Everyone, excluding of course the minority of crazy, wants money. They work for it. The world revolves around all kinds of currency. Some even like money, they want it, seek it, plaster their walls with the smallest denomination banknotes- would not it be much more fun to make money? That's what entrepreneurs are up to. They not only seek money, they seek profits. Otherwise they'd lose money! Not in the sense of displacement, nor the money knowing its exact location, but ignoring where the location is. It would disappear completely, whilst existing on a computer screen with a big minus next to the figures. A profit is the return gained on an undertaken risk.

A risk of not making any sales, is the highest disincentive faced by enterprise. It's not the fact that consumers will look down upon businesses, whisper cruel explicitness of disrespect and walk-off leaving the set-up with a mini mental breakdown. People who operate at social norms and have mobility of status do not cross boundaries that would take them deeper into description, they just won't buy products that are of no use or interest to them. The business will suffer bankrupt, whither and die, although economics is a religion with strong evidence of reincarnation.

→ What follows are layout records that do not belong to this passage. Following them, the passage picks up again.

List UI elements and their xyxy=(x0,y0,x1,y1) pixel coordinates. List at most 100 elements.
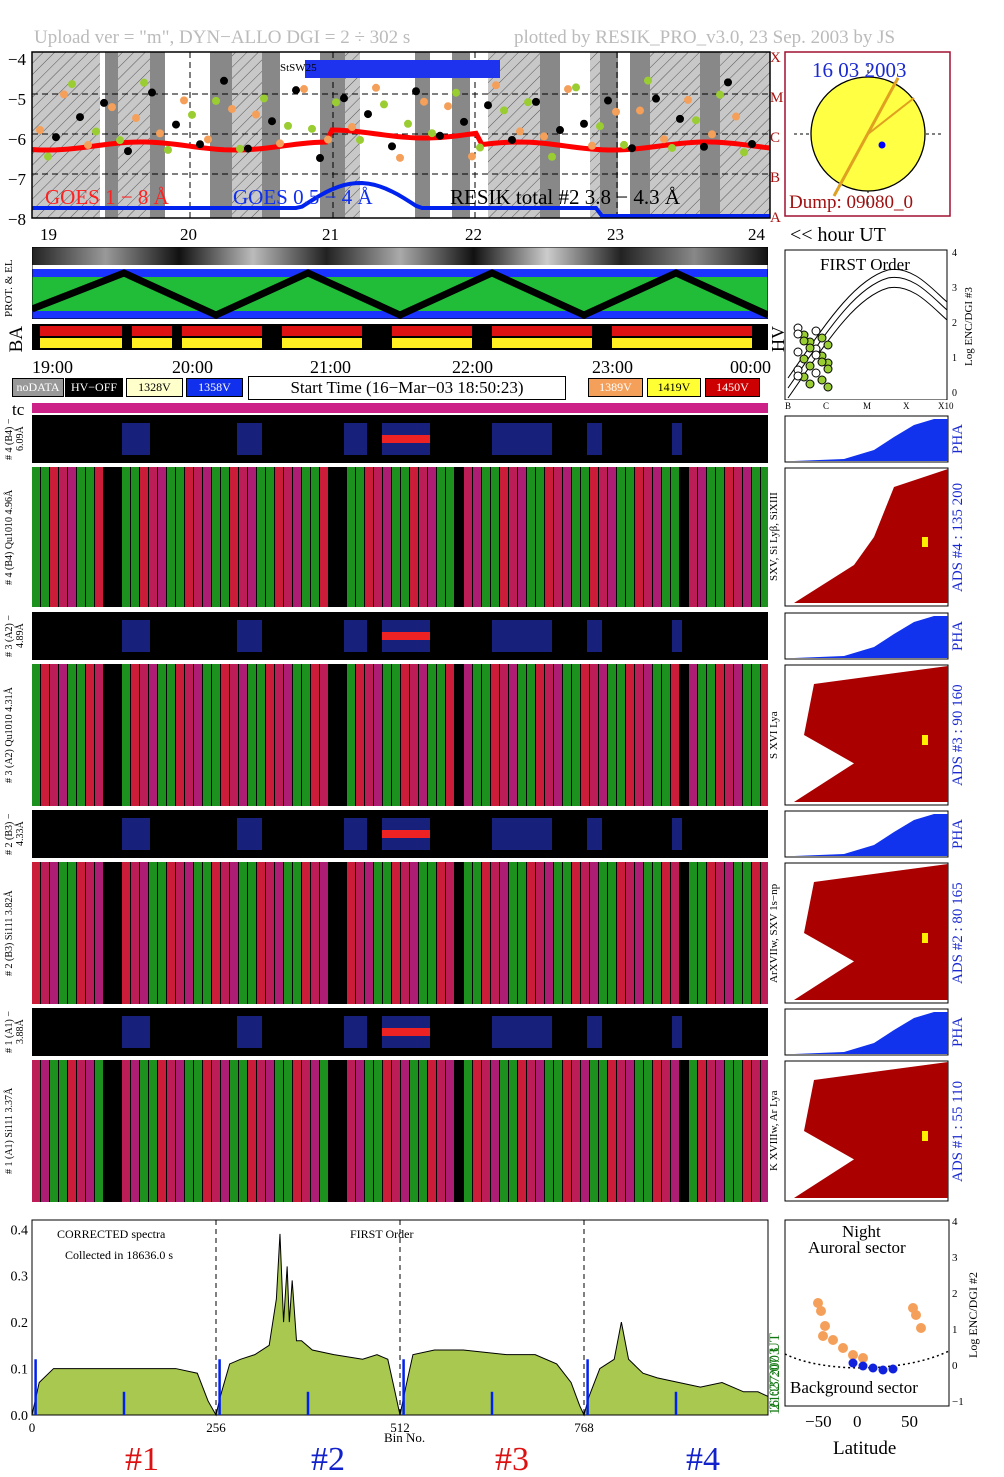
lat-ytick: 3 xyxy=(952,1252,958,1264)
latitude-plot xyxy=(784,1219,950,1407)
ads-right-label: ADS #3 : 90 160 xyxy=(950,684,966,786)
ads-label: # 1 (A1) Si111 3.37Å xyxy=(4,1087,15,1175)
fo-xtick: C xyxy=(823,401,830,411)
ads-label: # 4 (B4) Qu1010 4.96Å xyxy=(4,489,15,585)
time-tick: 23:00 xyxy=(592,357,634,377)
time-tick: 21:00 xyxy=(310,357,352,377)
channel-label: #4 xyxy=(686,1441,720,1477)
goes-label-red: GOES 1 − 8 Å xyxy=(45,185,169,209)
latitude-title-2: Auroral sector xyxy=(808,1238,906,1257)
lat-xtick: 50 xyxy=(901,1412,918,1431)
prot-el-strip xyxy=(32,247,768,319)
pha-hist xyxy=(784,810,949,858)
time-tick: 22:00 xyxy=(452,357,494,377)
legend-nodata: noDATA xyxy=(12,378,64,397)
channel-label: #1 xyxy=(125,1441,159,1477)
header-right: plotted by RESIK_PRO_v3.0, 23 Sep. 2003 … xyxy=(514,27,896,48)
goes-plot xyxy=(31,51,771,219)
hour-tick: 22 xyxy=(465,225,482,244)
ads-strip xyxy=(32,467,768,607)
channel-label: #2 xyxy=(311,1441,345,1477)
latitude-ylabel: Log ENC/DGI #2 xyxy=(966,1272,980,1358)
hour-tick: 23 xyxy=(607,225,624,244)
ba-label: BA xyxy=(6,326,27,353)
fo-xtick: X xyxy=(903,401,910,411)
ads-label: # 3 (A2) Qu1010 4.31Å xyxy=(4,687,15,783)
pha-label: # 3 (A2) − 4.89Å xyxy=(4,614,26,658)
legend-1419v: 1419V xyxy=(647,378,701,397)
ads-label: # 2 (B3) Si111 3.82Å xyxy=(4,890,15,976)
prot-label: PROT. & EL xyxy=(3,259,15,317)
line-label: SXV, Si Lyβ, SiXIII xyxy=(768,492,780,582)
fo-ytick: 2 xyxy=(952,318,957,329)
lat-ytick: 2 xyxy=(952,1288,958,1300)
pha-right-label: PHA xyxy=(950,621,966,652)
time-tick: 20:00 xyxy=(172,357,214,377)
fo-ytick: 1 xyxy=(952,353,957,364)
start-time: Start Time (16−Mar−03 18:50:23) xyxy=(248,376,566,400)
line-label: K XVIIIw, Ar Lya xyxy=(768,1090,780,1172)
legend-1328v: 1328V xyxy=(126,378,183,397)
pha-label: # 1 (A1) − 3.88Å xyxy=(4,1010,26,1054)
ads-right-label: ADS #2 : 80 165 xyxy=(950,882,966,984)
line-label: S XVI Lya xyxy=(768,711,780,759)
pha-right-label: PHA xyxy=(950,424,966,455)
stsw-box xyxy=(305,60,500,78)
spectrum-ytick: 0.2 xyxy=(11,1316,29,1331)
stsw-label: StSW25 xyxy=(280,62,317,74)
latitude-bottom: Background sector xyxy=(790,1378,918,1397)
fo-ytick: 3 xyxy=(952,283,957,294)
first-order-ylabel: Log ENC/DGI #3 xyxy=(963,287,975,367)
hour-ut-label: << hour UT xyxy=(790,224,886,246)
channel-label: #3 xyxy=(495,1441,529,1477)
lat-ytick: 1 xyxy=(952,1324,958,1336)
first-order-plot xyxy=(784,249,948,400)
ads-hist xyxy=(784,1060,949,1202)
goes-ytick: −5 xyxy=(7,90,26,109)
pha-strip xyxy=(32,612,768,660)
sun-disk xyxy=(784,51,951,217)
latitude-xlabel: Latitude xyxy=(833,1438,897,1459)
tc-label: tc xyxy=(12,400,25,419)
ads-hist xyxy=(784,862,949,1004)
spectrum-xtick: 768 xyxy=(574,1420,594,1435)
line-label: ArXVIIw, SXV 1s−np xyxy=(768,883,780,983)
pha-right-label: PHA xyxy=(950,819,966,850)
goes-label-black: RESIK total #2 3.8 − 4.3 Å xyxy=(450,185,681,209)
spectrum-xtick: 512 xyxy=(390,1420,410,1435)
ads-right-label: ADS #4 : 135 200 xyxy=(950,482,966,592)
tc-bar xyxy=(32,403,768,413)
goes-label-blue: GOES 0.5 − 4 Å xyxy=(233,185,373,209)
ads-hist xyxy=(784,664,949,806)
hour-tick: 24 xyxy=(748,225,765,244)
ads-right-label: ADS #1 : 55 110 xyxy=(950,1080,966,1182)
spectrum-ytick: 0.3 xyxy=(11,1270,29,1285)
fo-xtick: M xyxy=(863,401,872,411)
first-order-title: FIRST Order xyxy=(820,255,910,274)
fo-xtick: X10 xyxy=(938,401,954,411)
ads-strip xyxy=(32,664,768,806)
lat-xtick: −50 xyxy=(805,1412,832,1431)
hour-tick: 20 xyxy=(180,225,197,244)
lat-xtick: 0 xyxy=(853,1412,862,1431)
time-tick: 19:00 xyxy=(32,357,74,377)
dump-label: Dump: 09080_0 xyxy=(789,192,914,213)
fo-xtick: B xyxy=(785,401,792,411)
spectrum-xlabel: Bin No. xyxy=(384,1430,426,1445)
goes-ytick: −6 xyxy=(7,130,26,149)
goes-ytick: −4 xyxy=(7,50,26,69)
hour-tick: 19 xyxy=(40,225,57,244)
class-letter: M xyxy=(770,90,784,106)
spectrum-annotation-1: CORRECTED spectra xyxy=(57,1227,166,1241)
ba-strip xyxy=(32,324,768,350)
spectrum-xtick: 0 xyxy=(29,1420,36,1435)
legend-1358v: 1358V xyxy=(186,378,243,397)
lat-ytick: 0 xyxy=(952,1360,958,1372)
lat-ytick: 4 xyxy=(952,1216,958,1228)
pha-hist xyxy=(784,1008,949,1056)
fo-ytick: 0 xyxy=(952,388,957,399)
fo-ytick: 4 xyxy=(952,248,957,259)
class-letter: C xyxy=(770,130,781,146)
goes-ytick: −8 xyxy=(7,210,26,229)
legend-hvoff: HV−OFF xyxy=(65,378,123,397)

The more unconventional a good or service is, the higher the risk of not making any sales. This is more like Business Studies- businesses- but economics is a pinch of everything.

So, how are profits made? Pressed firmly onto a blank banknote to be? In a way. Total revenue needs to be higher than total costs, simple. Here is a diagram from an exam question that I have conveniently found in a pile of papers not labelled 'GCSE Economics':
draw a break-even diagram for suicide
Costs are costly, they also have different types and apply to everyone, not just entrepreneurs who sweat their backs off, somehow. Fixed costs are the ones that do not change with output- the same as suicide produces death, where the fixed cost is life, non-variable mortgages slowly itch away when you see your so called 'smart' friends, who are just indeed lucky boast about their low variable interest payments and stay quiet of the soaring ones, where the fixed cost is the interest paid each month. Variable costs vary with output. For example, slow death may be the output of a low variable cost of jumping off the roof of your house and unintentionally breaking your spine, surviving and taking years to die as a vegetable, whereas a higher one would include buying strong drugs or domestic cleaning products. Total costs are all costs added up. Total revenue is all the money made by the subject of the diagram- in the example above, the pizza business. Loss is made up to the break-even- at which TC=TR -and profit  is everything after the break-even point.

Now, I said I will tell you how to make a profit, I lied. It will be in some other post. Not everything is as it seems, exactly the same as an actor depicting a KKK member walking down Barking and Dagenham from a performance after which he has forgotten his clothes in the dressing room.